• Mon
  • Dec 22, 2014
  • Updated: 5:01am

Developers in two minds over rebound

PUBLISHED : Wednesday, 08 September, 2010, 12:00am
UPDATED : Wednesday, 08 September, 2010, 12:00am

Mainland developers are caught in a dilemma. When sales rise, they don't know if they should rejoice that market sentiment has turned in their favour or be afraid that the government will introduce more cooling measures.

Last month, for example, property sales and prices rebounded after Beijing introduced cooling measures in mid-April, giving new hope for a market recovery. But that, in turn, led to widespread concern that the government might unleash another round of tightening measures to tame prices. And now, as September takes off - traditionally a month of heavy sales - developers are doubly worried.

'Buying interest has returned and there hasn't been any significant drop in home prices. We are now worried that a further rise in home prices might invite more government intervention,' Clement Luk, Centaline Property Agency's chief executive for the east and northeast, said.

More austerity measures, such as a property tax, are expected to be launched this year as Beijing tries to drag down property prices as part of efforts to avoid social unrest. Luk said potential buyers would retreat at the first signs of fresh cooling measures.

Of the 30 cities monitored by property website Soufun, 26 registered a month-on-month rise in property sales last month. Of these 26 cities, 11 recorded more than a 50 per cent rise by sales area from July, while month-on-month home prices in major cities saw a slight increase of 1 to 7 per cent.

Prices in first-tier cities have been growing steadily. Home prices in Shanghai rose 0.67 per cent last month from July, while Shenzhen's were up 6.95 per cent, Guangzhou home prices increased 6.58 per cent and Beijing's were up 5.4 per cent.

The rebound came after a three-month slump in property transactions after Beijing raised mortgage rates and minimum down-payment requirements amid mounting worries of an asset bubble and growing anger over sky-high home prices.

But Luk believes developers are unlikely to offer new projects at aggressive prices in the next two months. One developer, for example, plans to release its new project in Shanghai's outskirts, about 45 minutes from the city centre, in the next two weeks. It has registered more than 1,000 potential buyers for the 500 units on offer, with the first batch of units pitched at an average of 18,000 yuan per square metre - about 18 per cent below Shanghai's average selling price of 22,000 yuan per sq metre.

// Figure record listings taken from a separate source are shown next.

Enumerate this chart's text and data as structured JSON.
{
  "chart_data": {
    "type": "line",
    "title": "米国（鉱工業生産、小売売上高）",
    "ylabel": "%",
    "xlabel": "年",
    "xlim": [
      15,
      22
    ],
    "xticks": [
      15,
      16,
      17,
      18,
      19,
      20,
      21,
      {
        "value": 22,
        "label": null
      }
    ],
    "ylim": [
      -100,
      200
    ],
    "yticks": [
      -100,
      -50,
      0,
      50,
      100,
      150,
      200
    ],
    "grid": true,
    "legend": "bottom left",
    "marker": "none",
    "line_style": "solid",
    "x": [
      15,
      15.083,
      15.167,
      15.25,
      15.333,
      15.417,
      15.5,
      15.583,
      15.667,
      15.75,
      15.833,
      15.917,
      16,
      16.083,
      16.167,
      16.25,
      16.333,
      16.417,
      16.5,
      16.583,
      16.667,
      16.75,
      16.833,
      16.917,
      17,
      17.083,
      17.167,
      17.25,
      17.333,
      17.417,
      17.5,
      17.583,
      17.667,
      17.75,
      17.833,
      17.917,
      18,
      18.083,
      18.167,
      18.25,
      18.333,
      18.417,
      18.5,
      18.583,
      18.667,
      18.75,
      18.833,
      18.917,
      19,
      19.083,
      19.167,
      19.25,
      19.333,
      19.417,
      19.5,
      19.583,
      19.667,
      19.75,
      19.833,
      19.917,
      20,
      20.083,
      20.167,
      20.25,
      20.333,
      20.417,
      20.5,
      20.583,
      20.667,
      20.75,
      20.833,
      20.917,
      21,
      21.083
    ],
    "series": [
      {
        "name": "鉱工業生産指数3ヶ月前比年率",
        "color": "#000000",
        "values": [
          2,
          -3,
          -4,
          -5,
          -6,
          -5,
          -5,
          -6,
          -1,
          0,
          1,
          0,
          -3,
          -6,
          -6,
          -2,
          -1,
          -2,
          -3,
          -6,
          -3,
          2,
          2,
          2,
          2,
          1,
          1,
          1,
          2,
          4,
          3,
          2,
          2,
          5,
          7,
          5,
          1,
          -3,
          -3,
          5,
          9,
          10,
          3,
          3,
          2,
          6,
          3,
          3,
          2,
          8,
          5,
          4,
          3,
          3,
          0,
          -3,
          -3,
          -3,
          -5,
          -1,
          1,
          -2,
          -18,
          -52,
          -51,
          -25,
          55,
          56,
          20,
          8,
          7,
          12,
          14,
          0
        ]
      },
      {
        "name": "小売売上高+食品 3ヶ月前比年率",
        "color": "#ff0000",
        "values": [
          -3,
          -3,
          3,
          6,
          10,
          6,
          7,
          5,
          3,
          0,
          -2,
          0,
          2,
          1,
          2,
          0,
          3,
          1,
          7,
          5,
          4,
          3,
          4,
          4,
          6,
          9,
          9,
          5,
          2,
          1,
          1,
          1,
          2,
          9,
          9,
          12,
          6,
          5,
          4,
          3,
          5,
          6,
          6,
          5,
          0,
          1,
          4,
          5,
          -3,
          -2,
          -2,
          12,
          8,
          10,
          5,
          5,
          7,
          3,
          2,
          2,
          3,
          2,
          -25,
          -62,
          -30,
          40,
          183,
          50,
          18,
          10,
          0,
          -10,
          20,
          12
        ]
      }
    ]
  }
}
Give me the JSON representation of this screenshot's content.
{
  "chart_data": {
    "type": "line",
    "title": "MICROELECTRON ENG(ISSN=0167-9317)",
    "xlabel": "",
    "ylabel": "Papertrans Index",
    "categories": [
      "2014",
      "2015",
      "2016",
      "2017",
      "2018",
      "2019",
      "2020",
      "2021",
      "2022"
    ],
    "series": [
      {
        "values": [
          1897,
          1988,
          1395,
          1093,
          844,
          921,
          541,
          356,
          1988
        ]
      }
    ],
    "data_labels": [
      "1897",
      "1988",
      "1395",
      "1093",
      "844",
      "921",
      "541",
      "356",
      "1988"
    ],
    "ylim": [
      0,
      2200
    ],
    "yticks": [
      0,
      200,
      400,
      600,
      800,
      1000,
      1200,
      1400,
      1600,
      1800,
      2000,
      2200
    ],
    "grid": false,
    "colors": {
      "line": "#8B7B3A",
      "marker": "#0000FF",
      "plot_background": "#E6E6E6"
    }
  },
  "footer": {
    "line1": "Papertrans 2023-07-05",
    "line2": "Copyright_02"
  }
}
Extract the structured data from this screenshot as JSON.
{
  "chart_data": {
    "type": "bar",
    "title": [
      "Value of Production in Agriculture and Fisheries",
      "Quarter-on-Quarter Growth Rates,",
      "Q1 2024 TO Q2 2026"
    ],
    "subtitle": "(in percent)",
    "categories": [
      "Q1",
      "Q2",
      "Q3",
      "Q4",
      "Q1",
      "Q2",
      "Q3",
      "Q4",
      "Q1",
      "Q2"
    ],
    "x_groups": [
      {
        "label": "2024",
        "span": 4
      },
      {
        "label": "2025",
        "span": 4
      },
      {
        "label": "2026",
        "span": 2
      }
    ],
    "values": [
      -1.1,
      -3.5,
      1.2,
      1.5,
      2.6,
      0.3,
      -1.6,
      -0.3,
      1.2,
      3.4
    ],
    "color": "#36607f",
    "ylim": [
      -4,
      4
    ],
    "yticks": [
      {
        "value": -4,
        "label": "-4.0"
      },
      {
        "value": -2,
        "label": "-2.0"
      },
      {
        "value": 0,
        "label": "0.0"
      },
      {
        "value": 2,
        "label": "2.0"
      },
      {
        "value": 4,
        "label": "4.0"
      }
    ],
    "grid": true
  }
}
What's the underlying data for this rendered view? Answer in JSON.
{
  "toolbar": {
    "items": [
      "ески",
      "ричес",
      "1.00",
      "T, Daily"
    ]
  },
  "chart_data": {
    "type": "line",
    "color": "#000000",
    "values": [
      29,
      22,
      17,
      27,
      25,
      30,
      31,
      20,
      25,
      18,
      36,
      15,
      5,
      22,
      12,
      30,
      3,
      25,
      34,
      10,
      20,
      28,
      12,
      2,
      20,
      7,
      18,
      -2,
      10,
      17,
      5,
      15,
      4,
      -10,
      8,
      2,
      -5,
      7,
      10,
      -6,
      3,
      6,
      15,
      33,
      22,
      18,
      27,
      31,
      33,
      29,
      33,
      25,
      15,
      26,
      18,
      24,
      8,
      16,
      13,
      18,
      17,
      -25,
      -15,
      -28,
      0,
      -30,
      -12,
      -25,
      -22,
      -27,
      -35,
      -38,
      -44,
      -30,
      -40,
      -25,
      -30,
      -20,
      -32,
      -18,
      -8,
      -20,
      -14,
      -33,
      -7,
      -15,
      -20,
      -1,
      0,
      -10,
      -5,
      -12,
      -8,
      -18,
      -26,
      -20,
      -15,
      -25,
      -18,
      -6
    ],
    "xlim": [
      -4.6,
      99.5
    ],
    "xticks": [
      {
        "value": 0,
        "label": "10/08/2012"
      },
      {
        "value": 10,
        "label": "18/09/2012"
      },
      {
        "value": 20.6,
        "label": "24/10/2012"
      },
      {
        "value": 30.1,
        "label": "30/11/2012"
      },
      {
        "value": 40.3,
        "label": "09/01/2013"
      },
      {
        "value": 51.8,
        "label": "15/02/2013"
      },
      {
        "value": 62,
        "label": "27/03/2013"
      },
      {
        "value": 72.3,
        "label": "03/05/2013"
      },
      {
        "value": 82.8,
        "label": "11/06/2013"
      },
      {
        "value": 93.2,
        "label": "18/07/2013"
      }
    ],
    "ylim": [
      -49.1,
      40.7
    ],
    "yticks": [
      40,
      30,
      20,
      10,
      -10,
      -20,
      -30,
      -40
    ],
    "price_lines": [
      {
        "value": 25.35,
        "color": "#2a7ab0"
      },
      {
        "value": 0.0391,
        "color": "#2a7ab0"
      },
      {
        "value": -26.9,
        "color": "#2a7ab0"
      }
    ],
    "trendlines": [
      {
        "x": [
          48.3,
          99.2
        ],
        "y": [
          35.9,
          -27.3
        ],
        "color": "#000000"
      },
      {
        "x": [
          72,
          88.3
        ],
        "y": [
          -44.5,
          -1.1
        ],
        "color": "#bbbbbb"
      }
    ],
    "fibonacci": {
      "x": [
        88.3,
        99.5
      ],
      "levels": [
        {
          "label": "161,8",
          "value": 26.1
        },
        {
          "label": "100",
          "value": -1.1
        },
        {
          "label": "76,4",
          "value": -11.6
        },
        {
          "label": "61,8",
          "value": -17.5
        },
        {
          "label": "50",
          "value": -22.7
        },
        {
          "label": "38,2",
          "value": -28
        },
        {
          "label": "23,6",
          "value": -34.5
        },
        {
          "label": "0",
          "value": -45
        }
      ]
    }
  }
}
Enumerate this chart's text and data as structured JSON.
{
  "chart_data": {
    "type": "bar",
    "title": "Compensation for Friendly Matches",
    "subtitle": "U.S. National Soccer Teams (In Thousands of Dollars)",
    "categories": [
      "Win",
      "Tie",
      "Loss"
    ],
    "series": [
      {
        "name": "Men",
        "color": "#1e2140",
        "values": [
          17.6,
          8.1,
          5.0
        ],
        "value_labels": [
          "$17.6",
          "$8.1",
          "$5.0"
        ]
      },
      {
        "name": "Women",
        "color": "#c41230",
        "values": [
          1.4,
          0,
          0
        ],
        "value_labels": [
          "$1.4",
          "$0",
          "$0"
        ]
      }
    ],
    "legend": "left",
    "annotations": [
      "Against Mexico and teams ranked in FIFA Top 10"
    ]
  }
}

'Developers will shift to adopt a low-price strategy to attract market attention and raise prices for the succeeding batches when they get a strong response from the market,' he said.

In Beijing, property agents said 12 new projects would be put on sale this month. Kenneth Pak Kei-yuen, a senior general manager in the Beijing office of Midland Realty, said the market was dominated by end-users.

'Speculators have been eliminated by banks tightening lending for buyers of third homes. Prices will be maintained at this level as sales volume has not yet returned to this year's peak,' he said.

Andy Lee Yiu-chi, head of Centaline's Shenzhen branch, said prices in that city had bottomed out as buyers entered the market after seeing home values decline by as much as 10 per cent.

'Developers will price their new projects in line with the transaction prices in the secondary market in order to drum up sales,' he said.